Тот день запомнился ей навсегда: утром ей позвонил адвокат и сообщил, что Глафира Розалес сделала признание. Все картины оказались подделками. Ошеломленная, Фридман молча положила трубку. Этого просто не могло быть. Картины были подлинными. Она знала это, чувствовала сердцем. Она догадалась бы, если бы они на самом деле были поддельными. Она бы почувствовала. Она бы увидела. Но Розалес призналась, и ситуация вышла из-под контроля Фридман. Признание не оставляло простора для толкований. Все эти годы, вся ее работа, все эти шедевры – все это было ложью. Она благополучно прошла этапы добавки и взятки, так и не поняв, что ее втянули в игру.

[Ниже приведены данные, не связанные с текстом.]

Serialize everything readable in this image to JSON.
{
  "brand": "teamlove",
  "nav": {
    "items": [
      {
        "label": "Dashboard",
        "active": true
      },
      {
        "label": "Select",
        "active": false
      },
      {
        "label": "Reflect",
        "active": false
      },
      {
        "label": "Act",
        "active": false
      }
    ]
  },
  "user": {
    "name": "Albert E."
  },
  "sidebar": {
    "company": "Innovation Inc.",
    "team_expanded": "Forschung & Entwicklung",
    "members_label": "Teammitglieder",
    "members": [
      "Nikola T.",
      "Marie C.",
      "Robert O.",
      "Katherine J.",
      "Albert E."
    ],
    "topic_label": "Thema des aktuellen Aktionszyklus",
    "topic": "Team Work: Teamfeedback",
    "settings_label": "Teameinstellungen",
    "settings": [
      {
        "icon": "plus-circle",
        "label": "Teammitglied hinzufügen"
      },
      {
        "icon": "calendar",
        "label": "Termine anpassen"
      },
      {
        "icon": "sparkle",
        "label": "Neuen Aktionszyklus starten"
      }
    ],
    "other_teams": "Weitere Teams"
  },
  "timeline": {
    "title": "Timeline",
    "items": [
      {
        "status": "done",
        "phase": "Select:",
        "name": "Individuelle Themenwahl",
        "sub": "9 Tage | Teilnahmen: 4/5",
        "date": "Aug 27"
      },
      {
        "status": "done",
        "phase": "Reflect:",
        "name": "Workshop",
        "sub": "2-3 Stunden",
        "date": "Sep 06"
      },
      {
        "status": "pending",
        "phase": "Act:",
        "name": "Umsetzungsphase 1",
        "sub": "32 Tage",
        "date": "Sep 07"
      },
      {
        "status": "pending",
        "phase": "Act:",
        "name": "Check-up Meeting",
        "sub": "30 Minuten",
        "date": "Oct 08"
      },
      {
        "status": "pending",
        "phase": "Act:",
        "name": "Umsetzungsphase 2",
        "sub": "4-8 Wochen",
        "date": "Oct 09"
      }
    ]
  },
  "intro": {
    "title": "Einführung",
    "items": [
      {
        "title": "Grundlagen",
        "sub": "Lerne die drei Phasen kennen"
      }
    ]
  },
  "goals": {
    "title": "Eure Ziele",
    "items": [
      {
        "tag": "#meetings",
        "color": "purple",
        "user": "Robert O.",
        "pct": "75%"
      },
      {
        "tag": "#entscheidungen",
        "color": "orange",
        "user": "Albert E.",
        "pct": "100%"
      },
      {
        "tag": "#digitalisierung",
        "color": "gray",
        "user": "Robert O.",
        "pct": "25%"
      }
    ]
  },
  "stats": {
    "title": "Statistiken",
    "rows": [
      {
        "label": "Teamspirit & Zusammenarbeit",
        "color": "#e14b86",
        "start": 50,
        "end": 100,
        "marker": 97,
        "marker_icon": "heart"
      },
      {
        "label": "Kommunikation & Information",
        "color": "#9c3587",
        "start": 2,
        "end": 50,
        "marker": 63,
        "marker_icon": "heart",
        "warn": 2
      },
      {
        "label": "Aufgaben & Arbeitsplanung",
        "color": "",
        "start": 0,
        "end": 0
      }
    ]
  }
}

Был вечер накануне дня ее рождения. Энн Фридман в одиночестве сидела на кровати в своем номере в Сент-Луисе. Она приехала на встречу выпускников Вашингтонского университета и, как всегда, остановилась в отеле Ritz. Она смотрела на свой сотовый телефон. Каждый год начиная по крайней мере с 1995-го Глафира неизменно поздравляла ее с днем рождения. И никогда не забывала преподнести ей подарок – всегда что-то элегантное и с отменным вкусом, ничего сногсшибательного, но всегда со смыслом. Она знала, что не должна звонить ей. Ее адвокаты не раз об этом предупреждали. Но она ничего не могла с собой поделать. Им нужно было поговорить.
Глафира взяла трубку после первого гудка. Энн на самом деле не ожидала услышать ее голос. Она знала, что Глафиру тоже предупредили, чтобы она держалась подальше от Энн. Следствие по уголовному делу шло полным ходом.
«Вы разрушили мою жизнь. – Это все, что Энн хотела ей сказать. – Надеюсь, вы понимаете, что разрушили всю мою жизнь. Я доверяла вам, а вы меня разорили». Глафира не ответила. Она пробормотала что-то невнятное, кажется, похожее на извинение. Или нет. Энн показалось, что она слышит всхлип. Связь оборвалась.